Ce qui n'est pas encore dans les faits pour ainsi dire plane dans l'air; il est indispensable que le Gouvernement prenne en main cet intérêt et active le mouvement qui se ferait de lui-même, mais trop lentement. J'en vois la nécessité dans toutes les manifestations des arts et de l'industrie, et je ne crois pas me tromper, car dans mes hésitations sur l'avenir que nous prépare le courant des idées, j'ai l'habitude de me tourner vers l'Amérique pour deviner où il nous mène, bien persuadé que, quelle que soit la répulsion instinctive des esprits d'élite pour l'entraînement populaire, la force des choses le fera triompher. Là-bas, à l'ouest, la spéculation s'empare de toutes choses. Avec l'augmentation de la population et du bien-être, avec le principe fécond de l'association, avec l'intervention de la mécanique, avec la force puisée dans les grandes compagnies financières, des ateliers spéciaux pour chaque industrie vont exécuter en grand, pour la consommation de tous et sur des modèles uniformes, ce qu'il y aurait duperie à faire isolément et avec l'originalité propre à une individualité. Pourrons-nous lutter en France contre ce courant industriel? En aucune façon, si ce n'est par l'éducation artiste de la nation entière qui obligera la spéculation à

se faire elle-même artiste, parce que le bon goût est d'une exécution plus rapide et moins coûteuse que le mauvais et parce qu'il y va de notre honneur et de la domination que nous sommes menacés de perdre.

Tant que l'industrie sera à la remorque du public, elle sera aussi à sa merci. Quand le public sera réformé, l'industrie française repoussera l'axiome banal : Il faut travailler pour tous les goûts; elle ne travaillera que pour le bon goût et ne propagera que celui-là. Je n'entends pas qu'on refroidisse la verve de nos dessinateurs de tissus, de meubles et d'orfévrerie; au milieu du besoin incessant de changements imposés par la mode, ils font merveille; mais de même que dans l'art j'offre une règle, des principes, un idéal et une direction dominante qui ne souffre pas de déviation, quoiqu'elle laisse à chacun le libre essor de son originalité et de son imagination, de même aussi dans nos industries je voudrais la variété, qui est l'âme de la nouveauté, avec un idéal fixe, pur, élevé, qui serait la règle inébranlable du goût dans toutes les transformations de la mode.

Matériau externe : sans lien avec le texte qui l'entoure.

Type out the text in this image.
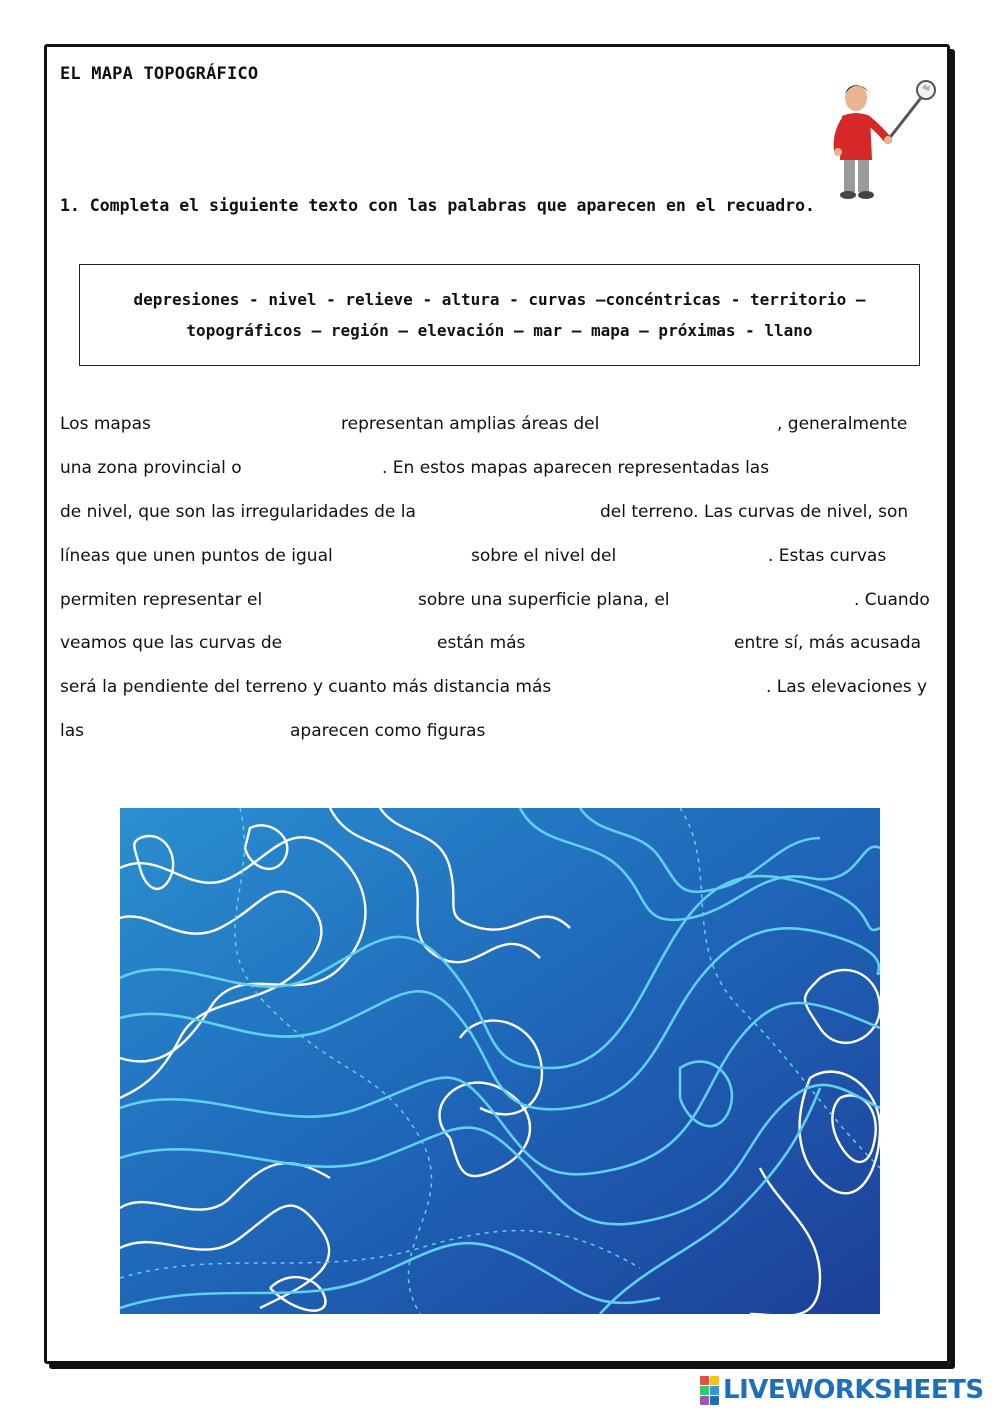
EL MAPA TOPOGRÁFICO
1. Completa el siguiente texto con las palabras que aparecen en el recuadro.
depresiones - nivel - relieve - altura - curvas –concéntricas - territorio –
topográficos – región – elevación – mar – mapa – próximas - llano
Los mapas	representan amplias áreas del	, generalmente
una zona provincial o	. En estos mapas aparecen representadas las
de nivel, que son las irregularidades de la	del terreno. Las curvas de nivel, son
líneas que unen puntos de igual	sobre el nivel del	. Estas curvas
permiten representar el	sobre una superficie plana, el	. Cuando
veamos que las curvas de	están más	entre sí, más acusada
será la pendiente del terreno y cuanto más distancia más	. Las elevaciones y
las	aparecen como figuras
LIVEWORKSHEETS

Pour atteindre cet immense public, pour élever les arts dans leur sphère la plus pure, pour donner aux industries diverses le degré de perfection dont elles sont susceptibles, il y a trois voies ouvertes à l'action légitime et obligée de l'État :

L'enseignement pratique des arts imposé à toute la nation, comme l'enseignement littéraire, avec les conditions qui sont spéciales à sa nature;

L'enseignement supérieur des arts, réservé à ceux qui consacrent leur vie à cette carrière et ramené aux règles données par les maîtres, dans la voie de l'idéal le plus élevé;

Le maintien du goût public, et qui dit maintien entend une épuration continue.

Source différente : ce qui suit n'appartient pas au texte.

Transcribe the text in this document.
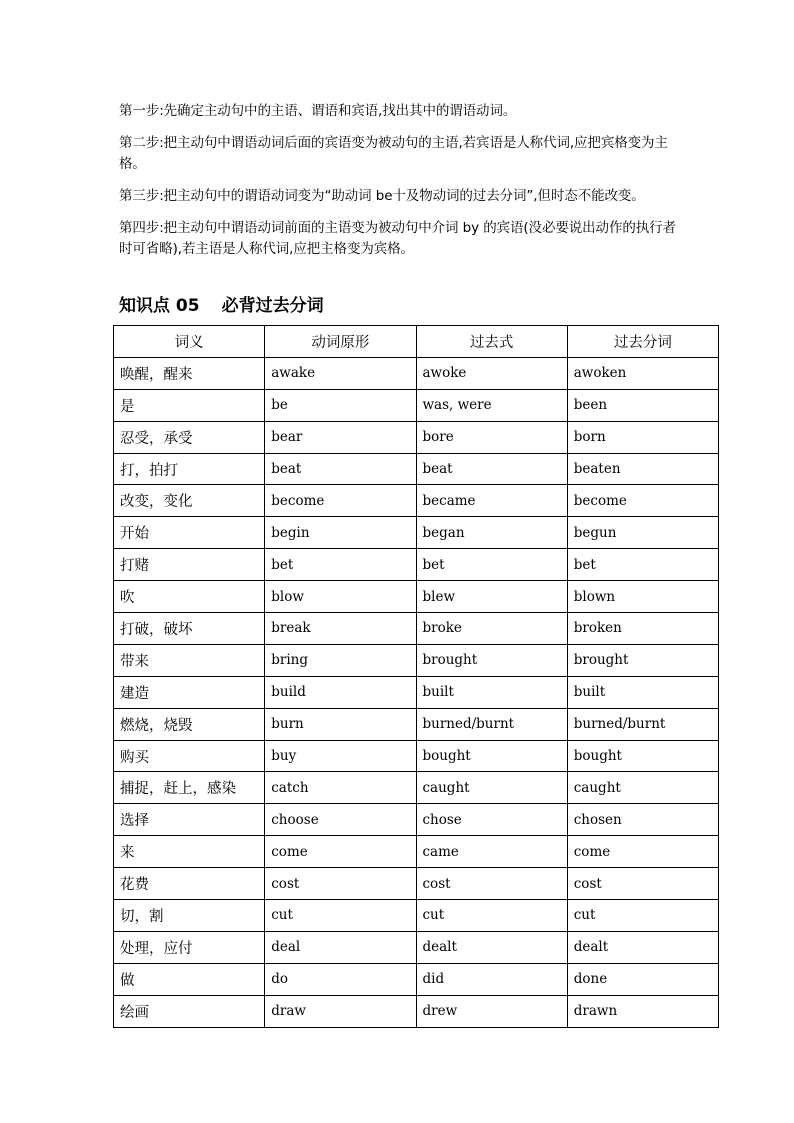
第一步:先确定主动句中的主语、谓语和宾语,找出其中的谓语动词。

第二步:把主动句中谓语动词后面的宾语变为被动句的主语,若宾语是人称代词,应把宾格变为主格。

第三步:把主动句中的谓语动词变为“助动词 be十及物动词的过去分词”,但时态不能改变。

第四步:把主动句中谓语动词前面的主语变为被动句中介词 by 的宾语(没必要说出动作的执行者时可省略),若主语是人称代词,应把主格变为宾格。

知识点 05 必背过去分词
词义	动词原形	过去式	过去分词
唤醒，醒来	awake	awoke	awoken
是	be	was, were	been
忍受，承受	bear	bore	born
打，拍打	beat	beat	beaten
改变，变化	become	became	become
开始	begin	began	begun
打赌	bet	bet	bet
吹	blow	blew	blown
打破，破坏	break	broke	broken
带来	bring	brought	brought
建造	build	built	built
燃烧，烧毁	burn	burned/burnt	burned/burnt
购买	buy	bought	bought
捕捉，赶上，感染	catch	caught	caught
选择	choose	chose	chosen
来	come	came	come
花费	cost	cost	cost
切，割	cut	cut	cut
处理，应付	deal	dealt	dealt
做	do	did	done
绘画	draw	drew	drawn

Réformer tout ensemble le jugement du public, la direction des arts et leur application à l'industrie, c'est une grande tâche; celui qui l'accomplira fera briller dans notre vie un nouveau soleil et ouvrira une grande ère d'activité sociale et de prospérité industrielle. Le moment est propice pour exercer

une salutaire domination. Aucune individualité puissante n'entraîne les artistes, aucune mode exclusive ne s'est emparée des goûts du public; chacun flotte au gré du caprice. Le bien-être et la tranquillité publique facilitent le luxe, qui se répand dans toutes les classes et partout; mais ce luxe, qui ne cherche qu'à bien placer sa richesse, manque d'idées et d'invention: il croit avoir tout épuisé, quand il n'a pas même essayé de la grâce alliée à la beauté, de la simplicité animée, souple, élégante, mise au service d'un style sévère.

HABITUDE EN FRANCE DE COMPTER SUR LE GOUVERNEMENT;
NÉCESSITÉ DE SON INTERVENTION.

Au moment d'une redoutable concurrence étrangère, quand l'union des arts et de l'industrie peut provoquer une de ces renaissances qui marquent dans l'histoire de l'art, le Gouvernement abdiquera-t-il, laissera-t-il s'égarer et se perdre de si généreuses et fécondes tendances, ou bien, sentant sa force et l'utilité de son concours, se mettra-t-il résolûment à la tête du mouvement, en employant pour le diriger toutes les leçons de l'expérience et les ressources de sa puissance? Tel est, au fond, le sens de tout mon travail.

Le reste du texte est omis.